The Orioles don’t know whether their spring training complex in Sarasota will be open and stay that way for spring training 2021. The world could throw them another curve, if it ever straightens out.
Playing on the assumption that the team will reconvene at the Ed Smith Stadium complex, manager Brandon Hyde can resume a task that’s likely to have been started in the offseason.
How to make an excess of outfielders fit on an active roster.
He won’t work alone, of course. Executive vice president/general manager Mike Elias is providing Hyde with the options. Whether he’s keeping players or trying to move them in exchange for pieces to the rebuild puzzle.
For the sake of this exercise, let’s consider the best/worst case scenario, which is having too many outfielders.
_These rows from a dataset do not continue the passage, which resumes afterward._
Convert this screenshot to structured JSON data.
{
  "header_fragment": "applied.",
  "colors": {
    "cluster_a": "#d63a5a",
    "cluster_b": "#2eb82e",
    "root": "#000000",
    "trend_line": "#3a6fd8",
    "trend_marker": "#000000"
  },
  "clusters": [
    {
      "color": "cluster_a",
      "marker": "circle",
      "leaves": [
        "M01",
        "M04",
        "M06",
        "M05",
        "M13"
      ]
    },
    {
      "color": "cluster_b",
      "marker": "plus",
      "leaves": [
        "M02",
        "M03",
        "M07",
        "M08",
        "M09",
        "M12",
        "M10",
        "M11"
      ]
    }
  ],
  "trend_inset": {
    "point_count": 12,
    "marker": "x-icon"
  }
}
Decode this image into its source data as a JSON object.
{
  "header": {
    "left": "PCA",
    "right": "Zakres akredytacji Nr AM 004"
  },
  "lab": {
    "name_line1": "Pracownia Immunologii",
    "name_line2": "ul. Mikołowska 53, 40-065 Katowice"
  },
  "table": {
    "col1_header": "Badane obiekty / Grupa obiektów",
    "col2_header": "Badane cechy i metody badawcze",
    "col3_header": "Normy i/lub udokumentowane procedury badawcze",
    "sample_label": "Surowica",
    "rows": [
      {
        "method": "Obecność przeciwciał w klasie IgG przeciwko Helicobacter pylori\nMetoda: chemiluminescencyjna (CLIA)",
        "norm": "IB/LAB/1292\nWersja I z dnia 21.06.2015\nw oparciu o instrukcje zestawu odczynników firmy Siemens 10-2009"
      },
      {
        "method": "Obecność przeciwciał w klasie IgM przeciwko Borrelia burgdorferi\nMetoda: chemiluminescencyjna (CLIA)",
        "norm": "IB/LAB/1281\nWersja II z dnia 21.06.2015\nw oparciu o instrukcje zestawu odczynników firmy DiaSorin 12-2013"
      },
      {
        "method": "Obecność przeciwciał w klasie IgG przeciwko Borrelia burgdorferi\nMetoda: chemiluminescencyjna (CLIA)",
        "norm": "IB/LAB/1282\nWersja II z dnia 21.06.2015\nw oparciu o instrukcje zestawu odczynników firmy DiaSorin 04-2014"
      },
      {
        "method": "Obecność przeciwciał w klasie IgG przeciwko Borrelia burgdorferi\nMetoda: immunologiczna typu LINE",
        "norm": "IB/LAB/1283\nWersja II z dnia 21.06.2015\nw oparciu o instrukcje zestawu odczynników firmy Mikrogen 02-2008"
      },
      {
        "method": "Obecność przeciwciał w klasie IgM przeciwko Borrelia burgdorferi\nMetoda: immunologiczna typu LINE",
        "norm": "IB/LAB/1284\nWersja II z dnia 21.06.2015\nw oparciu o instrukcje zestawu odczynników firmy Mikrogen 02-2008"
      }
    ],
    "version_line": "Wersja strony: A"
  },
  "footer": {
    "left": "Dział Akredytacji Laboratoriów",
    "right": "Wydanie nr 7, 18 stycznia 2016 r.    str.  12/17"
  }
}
A good problem, but a problem nonetheless.
The Orioles again used Ryan Mountcastle in left, Cedric Mullins in center and DJ “Babe” Stewart in right for both ends of the doubleheader. Austin Hays is trying to get at-bats in simulated games between raindrops at the alternate camp site. He’s expected to return next week. Anthony Santander will be healed before the first frost. Trey Mancini will complete his chemotherapy treatments on Sept. 21 and already has mapped out a workout plan in order to be full-go in Sarasota.
Losing the minor league season likely has denied Yusniel Diaz a chance at his major league debut this year, but the reports on his at-bats at the secondary site are glowing. They could replace the light towers at Prince George’s Stadium.
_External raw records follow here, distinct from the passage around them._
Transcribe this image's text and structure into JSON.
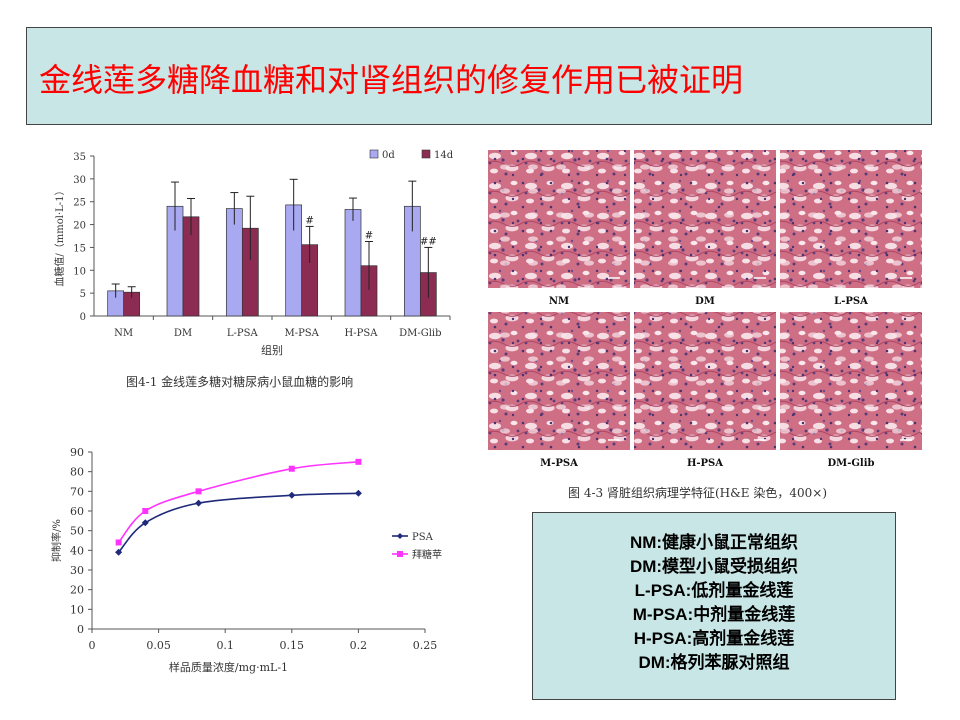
{
  "slide": {
    "title": "金线莲多糖降血糖和对肾组织的修复作用已被证明"
  },
  "colors": {
    "title_bg": "#c9e6e6",
    "title_text": "#ff0000",
    "bar_0d": "#a9a9f2",
    "bar_14d": "#8c2c52",
    "line_psa": "#1f2a7a",
    "line_ref": "#ff33ff"
  },
  "chart_data": [
    {
      "type": "bar",
      "categories": [
        "NM",
        "DM",
        "L-PSA",
        "M-PSA",
        "H-PSA",
        "DM-Glib"
      ],
      "series": [
        {
          "name": "0d",
          "values": [
            5.5,
            24,
            23.5,
            24.3,
            23.3,
            24
          ],
          "errors": [
            1.5,
            5.3,
            3.5,
            5.6,
            2.5,
            5.5
          ]
        },
        {
          "name": "14d",
          "values": [
            5.2,
            21.7,
            19.2,
            15.6,
            11,
            9.5
          ],
          "errors": [
            1.2,
            4.0,
            7.0,
            4.0,
            5.3,
            5.5
          ]
        }
      ],
      "annotations": [
        {
          "category": "M-PSA",
          "series": "14d",
          "text": "#"
        },
        {
          "category": "H-PSA",
          "series": "14d",
          "text": "#"
        },
        {
          "category": "DM-Glib",
          "series": "14d",
          "text": "##"
        }
      ],
      "ylim": [
        0,
        35
      ],
      "yticks": [
        0,
        5,
        10,
        15,
        20,
        25,
        30,
        35
      ],
      "ylabel": "血糖值/（mmol·L-1）",
      "xlabel": "组别",
      "legend": "top-right",
      "caption": "图4-1 金线莲多糖对糖尿病小鼠血糖的影响"
    },
    {
      "type": "line",
      "series": [
        {
          "name": "PSA",
          "x": [
            0.02,
            0.04,
            0.08,
            0.15,
            0.2
          ],
          "y": [
            39,
            54,
            64,
            68,
            69
          ]
        },
        {
          "name": "拜糖苹",
          "x": [
            0.02,
            0.04,
            0.08,
            0.15,
            0.2
          ],
          "y": [
            44,
            60,
            70,
            81.5,
            85
          ]
        }
      ],
      "xlim": [
        0,
        0.25
      ],
      "xticks": [
        "0",
        "0.05",
        "0.1",
        "0.15",
        "0.2",
        "0.25"
      ],
      "ylim": [
        0,
        90
      ],
      "yticks": [
        0,
        10,
        20,
        30,
        40,
        50,
        60,
        70,
        80,
        90
      ],
      "ylabel": "抑制率/%",
      "xlabel": "样品质量浓度/mg·mL-1",
      "legend": "right"
    }
  ],
  "histology": {
    "panels": [
      "NM",
      "DM",
      "L-PSA",
      "M-PSA",
      "H-PSA",
      "DM-Glib"
    ],
    "caption": "图 4-3 肾脏组织病理学特征(H&E  染色，400×)"
  },
  "legend_box": {
    "lines": [
      "NM:健康小鼠正常组织",
      "DM:模型小鼠受损组织",
      "L-PSA:低剂量金线莲",
      "M-PSA:中剂量金线莲",
      "H-PSA:高剂量金线莲",
      "DM:格列苯脲对照组"
    ]
  }
}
A reasonable plan would be to start Diaz at Triple-A Norfolk and recall him later in the summer. Exactly what Elias wanted to do this year. But where to put him?
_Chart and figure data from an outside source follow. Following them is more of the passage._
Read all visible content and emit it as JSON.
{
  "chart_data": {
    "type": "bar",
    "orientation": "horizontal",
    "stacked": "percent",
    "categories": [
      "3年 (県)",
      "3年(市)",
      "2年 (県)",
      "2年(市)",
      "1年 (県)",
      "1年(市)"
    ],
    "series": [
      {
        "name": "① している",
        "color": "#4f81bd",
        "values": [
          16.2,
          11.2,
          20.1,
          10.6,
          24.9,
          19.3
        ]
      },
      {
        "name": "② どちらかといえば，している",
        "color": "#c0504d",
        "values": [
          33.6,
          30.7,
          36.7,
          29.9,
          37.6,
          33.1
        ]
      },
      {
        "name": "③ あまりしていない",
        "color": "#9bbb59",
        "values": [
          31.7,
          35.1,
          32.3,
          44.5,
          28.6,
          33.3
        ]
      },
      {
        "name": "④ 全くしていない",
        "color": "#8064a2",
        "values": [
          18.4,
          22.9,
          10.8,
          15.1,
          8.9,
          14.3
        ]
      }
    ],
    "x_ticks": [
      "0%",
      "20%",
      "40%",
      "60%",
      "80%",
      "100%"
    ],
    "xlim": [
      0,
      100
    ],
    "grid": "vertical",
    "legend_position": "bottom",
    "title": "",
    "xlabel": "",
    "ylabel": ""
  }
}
Ryan McKenna was a late addition to the secondary camp and got a taste of major league life, or at least the 2020 version of it, on the taxi squad. He tends to get overlooked, but the Orioles didn’t want to risk losing him in the 2019 Rule 5 draft and protected him along with Mountcastle and pitchers Keegan Akin and Dean Kremer.
But where to put him?
If Mountcastle shows up at first base, it’s going to be on a limited basis. He’s a left fielder now and handling the position as if he’s been playing it for years. And forget about third base. It isn’t part of the discussion.
Mancini is a natural first baseman who should be praised for adapting to the outfield corners. It took a lot of hard work, including daily sessions with former executive Brady Anderson and first base coach/outfield instructor Wayne Kirby on the back fields at the spring complex. But he can be penciled in at first base only if Chris Davis is on the bench or out of the organization.
The designated hitter spot allows Hyde to fit an extra outfielder in the lineup, but only if Renato Núñez is at first base or out of the organization. The Orioles appreciate his power in all of its streaky glory, but he’s limited in the field and a potential trade chip over the winter unless Elias strongly believes that he’s an important component of the rebuild.
Núñez is eligible for arbitration over the winter after having his salary set at $578,000 this year. A team in need of a power bat and sold on his ability to play the infield corners could find him available.
That’s still a lot of outfielders in camp for a limited number of spots. But unless you wax nostalgic for infielders playing the outfield, this is a predicament that fans should relish as the Orioles seek to increase their level of talent and create a surplus.
Plus, it isn’t your problem. Let Elias and Hyde deal with it.
“I look at it as a good problem to have,” Hyde said.
“I don’t think you could ever have enough talent. So many things happen.”
Mountcastle, Mullins and Stewart had multiple hits Wednesday night by the third inning. According to the Elias Sports Bureau, the Orioles hadn’t seen it done by their starting outfield since B.J. Surhoff, Anderson and Albert Belle in a 16-5 victory over the Rangers on May 16, 1999 in Arlington. They did it by the second inning.
“I’ve been so impressed with those three guys, the way all three of them have been swinging the bat,” Hyde said. “Obviously, we lost Santander, who was having a great season and a huge run producer for us. That’s a big loss, and looking forward to having him back next spring. And obviously Trey, can’t wait to see him again and look forward to being back with him. And we’re excited about the young guys, too - McKenna and Diaz and the potential they have.
“The more talent you have, the better, and looking forward to watching these guys as they mature into major league players.”